Don't go firing off that Javonte Williams ADP rocket just yet. It's possible Gordon's injury re-occurs and lingers to the point where it makes sense to adjust Williams' value, but at this point, we have every reason to believe Gordon is going to be just fine for the start of the season. And, while it's possible Gordon's role is decreased in favor of Williams, reports out of training camp don't exactly suggest that has been the case so far. Williams has significant upside in what should be a very good offense, but he's more like a high-end RB2 as long as Gordon is healthy. Gordon is more like a flex option, though ideally, you'd have him on your bench just in case something happens with Williams that causes Gordon to step into a significant role – he has similar upside to Williams as a lead back. 

  • Chris Godwin continues to see more activity in practice – Godwin was spotted working in 7-on-7 situations Monday and Tuesday after being limited to individual drills prior to that. He's still a ways away from being cleared for contact and everything that entails as he continues to work his way back from a torn ACL, which means he's still in question for Week 1, but any forward momentum is a good sign. He remains worth targeting around the fifth or sixth round, but you'll probably have to be patient early on as he works his way back to full speed. 
  • Miles Sanders is dealing with a hamstring injury – It's not clear when Sanders suffered the injury, as he played in the team's preseason opener Friday, but this isn't a great sign given Sanders' injury history. Hamstring injuries can be tricky, especially at this time of year, so don't be surprised if he sits out this weekend's preseason game against the Browns, but hopefully, it won't impact his availability for Week 1. Sanders still looks like the Eagles RB1, but his grip on the job may not be a firm one, so hopefully, this isn't a serious issue. 

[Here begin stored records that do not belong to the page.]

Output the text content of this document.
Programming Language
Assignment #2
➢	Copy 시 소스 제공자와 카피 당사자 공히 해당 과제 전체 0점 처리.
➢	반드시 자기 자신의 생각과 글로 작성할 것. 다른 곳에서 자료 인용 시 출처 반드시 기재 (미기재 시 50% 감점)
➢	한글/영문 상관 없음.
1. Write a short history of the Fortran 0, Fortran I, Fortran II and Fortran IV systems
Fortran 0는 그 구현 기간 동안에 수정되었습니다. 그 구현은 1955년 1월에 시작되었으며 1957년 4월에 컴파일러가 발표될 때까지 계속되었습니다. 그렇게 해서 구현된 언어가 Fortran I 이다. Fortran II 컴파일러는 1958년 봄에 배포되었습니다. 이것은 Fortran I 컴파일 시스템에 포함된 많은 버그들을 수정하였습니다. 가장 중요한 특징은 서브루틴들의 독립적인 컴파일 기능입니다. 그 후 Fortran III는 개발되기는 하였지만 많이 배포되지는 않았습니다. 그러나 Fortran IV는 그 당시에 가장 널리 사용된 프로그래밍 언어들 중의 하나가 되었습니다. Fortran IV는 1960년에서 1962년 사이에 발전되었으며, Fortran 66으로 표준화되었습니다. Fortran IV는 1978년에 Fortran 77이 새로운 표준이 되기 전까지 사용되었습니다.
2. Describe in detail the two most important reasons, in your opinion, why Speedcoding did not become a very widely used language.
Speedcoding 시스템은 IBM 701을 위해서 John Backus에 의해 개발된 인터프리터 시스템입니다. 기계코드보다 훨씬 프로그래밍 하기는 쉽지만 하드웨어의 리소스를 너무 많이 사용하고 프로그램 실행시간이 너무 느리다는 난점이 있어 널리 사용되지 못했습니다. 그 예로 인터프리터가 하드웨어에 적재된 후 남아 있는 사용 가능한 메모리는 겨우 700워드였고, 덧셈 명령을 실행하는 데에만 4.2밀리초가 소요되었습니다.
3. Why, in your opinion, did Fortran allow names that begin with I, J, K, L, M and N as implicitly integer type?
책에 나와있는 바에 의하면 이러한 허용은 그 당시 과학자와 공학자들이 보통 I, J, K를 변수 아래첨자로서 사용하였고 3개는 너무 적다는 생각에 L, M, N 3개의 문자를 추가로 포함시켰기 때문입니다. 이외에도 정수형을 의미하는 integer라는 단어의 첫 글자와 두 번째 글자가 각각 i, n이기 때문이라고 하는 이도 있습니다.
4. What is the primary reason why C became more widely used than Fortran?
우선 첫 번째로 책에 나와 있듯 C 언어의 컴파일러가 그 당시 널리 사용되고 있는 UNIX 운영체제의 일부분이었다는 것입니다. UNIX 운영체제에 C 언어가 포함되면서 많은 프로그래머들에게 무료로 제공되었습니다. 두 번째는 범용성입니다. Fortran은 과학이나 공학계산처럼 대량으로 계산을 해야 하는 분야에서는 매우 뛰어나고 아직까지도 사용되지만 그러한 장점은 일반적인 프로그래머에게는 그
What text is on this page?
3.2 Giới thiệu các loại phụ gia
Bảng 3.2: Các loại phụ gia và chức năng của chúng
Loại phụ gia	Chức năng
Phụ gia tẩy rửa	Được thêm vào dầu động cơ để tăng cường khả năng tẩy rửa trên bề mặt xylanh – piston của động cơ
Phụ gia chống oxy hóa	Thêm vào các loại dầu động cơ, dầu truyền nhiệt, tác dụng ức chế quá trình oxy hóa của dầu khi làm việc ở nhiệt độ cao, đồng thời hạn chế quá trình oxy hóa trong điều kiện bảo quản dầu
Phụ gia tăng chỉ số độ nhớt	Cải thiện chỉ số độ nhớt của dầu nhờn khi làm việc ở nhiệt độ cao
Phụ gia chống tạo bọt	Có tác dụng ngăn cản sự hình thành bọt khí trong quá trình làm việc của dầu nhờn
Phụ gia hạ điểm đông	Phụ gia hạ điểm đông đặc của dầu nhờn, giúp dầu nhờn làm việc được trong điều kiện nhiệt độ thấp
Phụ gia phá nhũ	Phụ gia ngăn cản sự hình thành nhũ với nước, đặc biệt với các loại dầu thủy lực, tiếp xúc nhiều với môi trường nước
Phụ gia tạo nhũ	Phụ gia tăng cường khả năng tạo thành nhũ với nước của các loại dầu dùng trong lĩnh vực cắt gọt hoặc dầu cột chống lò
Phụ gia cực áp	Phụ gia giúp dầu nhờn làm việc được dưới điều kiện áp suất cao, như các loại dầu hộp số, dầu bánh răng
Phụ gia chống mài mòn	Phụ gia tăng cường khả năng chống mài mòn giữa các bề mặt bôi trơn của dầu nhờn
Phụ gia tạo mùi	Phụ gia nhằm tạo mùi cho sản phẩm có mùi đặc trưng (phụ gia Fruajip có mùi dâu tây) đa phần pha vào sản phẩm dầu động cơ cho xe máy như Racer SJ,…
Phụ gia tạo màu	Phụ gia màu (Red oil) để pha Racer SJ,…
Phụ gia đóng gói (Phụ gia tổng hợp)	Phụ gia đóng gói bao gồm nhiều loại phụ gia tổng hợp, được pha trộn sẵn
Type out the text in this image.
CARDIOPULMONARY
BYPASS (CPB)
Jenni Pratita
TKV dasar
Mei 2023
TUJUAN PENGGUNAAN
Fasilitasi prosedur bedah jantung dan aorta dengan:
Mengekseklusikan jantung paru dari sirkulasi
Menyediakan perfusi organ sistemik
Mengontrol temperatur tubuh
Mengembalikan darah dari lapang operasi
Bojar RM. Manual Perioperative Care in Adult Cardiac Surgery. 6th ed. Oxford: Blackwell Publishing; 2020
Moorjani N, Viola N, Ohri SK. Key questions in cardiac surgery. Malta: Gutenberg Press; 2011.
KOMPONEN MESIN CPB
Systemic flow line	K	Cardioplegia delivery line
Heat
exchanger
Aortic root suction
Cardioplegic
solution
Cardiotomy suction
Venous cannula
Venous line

  • Kenny Pickett was upgraded to the second team in practice – And he even took some first-team reps during Tuesday's practice. Mitchell Trubisky has taken nearly all of the first-team reps going back to offseason programs, so this could be a sign that Pickett is pushing. Pickett was impressive in the preseason opener, as The Athletic's Ted Nguyen noted in his film breakdown column Tuesday. This has looked like a competition in name only for most of camp, but this may be a sign that Pickett is starting to push for an opportunity. Ideally, one of these quarterbacks will actively win the job, rather than just taking it by default, because the Steelers weapons remain quite impressive. 
  • Rachaad White is returning kickoffs for the Buccaneers – This doesn't directly matter for Fantasy unless you play in leagues that reward return yards. However, it's actually a pretty good sign for White's chances of being active on game days – which obviously increases his chances of having a role from Week 1. He's a little down on the depth chart right now, but it wouldn't be a surprise at all if White pushed Giovani Bernard to be the backup, and White's pass-catching skills could make him a very valuable Fantasy option if he's playing regularly. He's worth a late-round flier in Fantasy. 
  • Kenyan Drake's spot on the Raiders may be in doubt – The fact that Ameer Abdullah was inactive along with Josh Jacobs in the second preseason indicates his job as the primary pass-catching back may be safe. That left Drake competing with rookie Zamir White to be the No. 3 back and Jacobs' direct backup. White remains one of my favorite deep sleepers. 
  • Zack Moss "has only strengthened his case to be a game-day active" – This could all just be camp talk, but the buzz around Moss has been consistent from Day One, and he's been getting first-team reps. If Moss plays even a small role on game days, that would make it very hard for either Devin Singletary or James Cook to be Fantasy viable, because this hasn't been a particularly good offense for RB production – in fact, over the three years Josh Allen has been the starter, it has been the worst in the NFL. A three-way split would render all three unusable.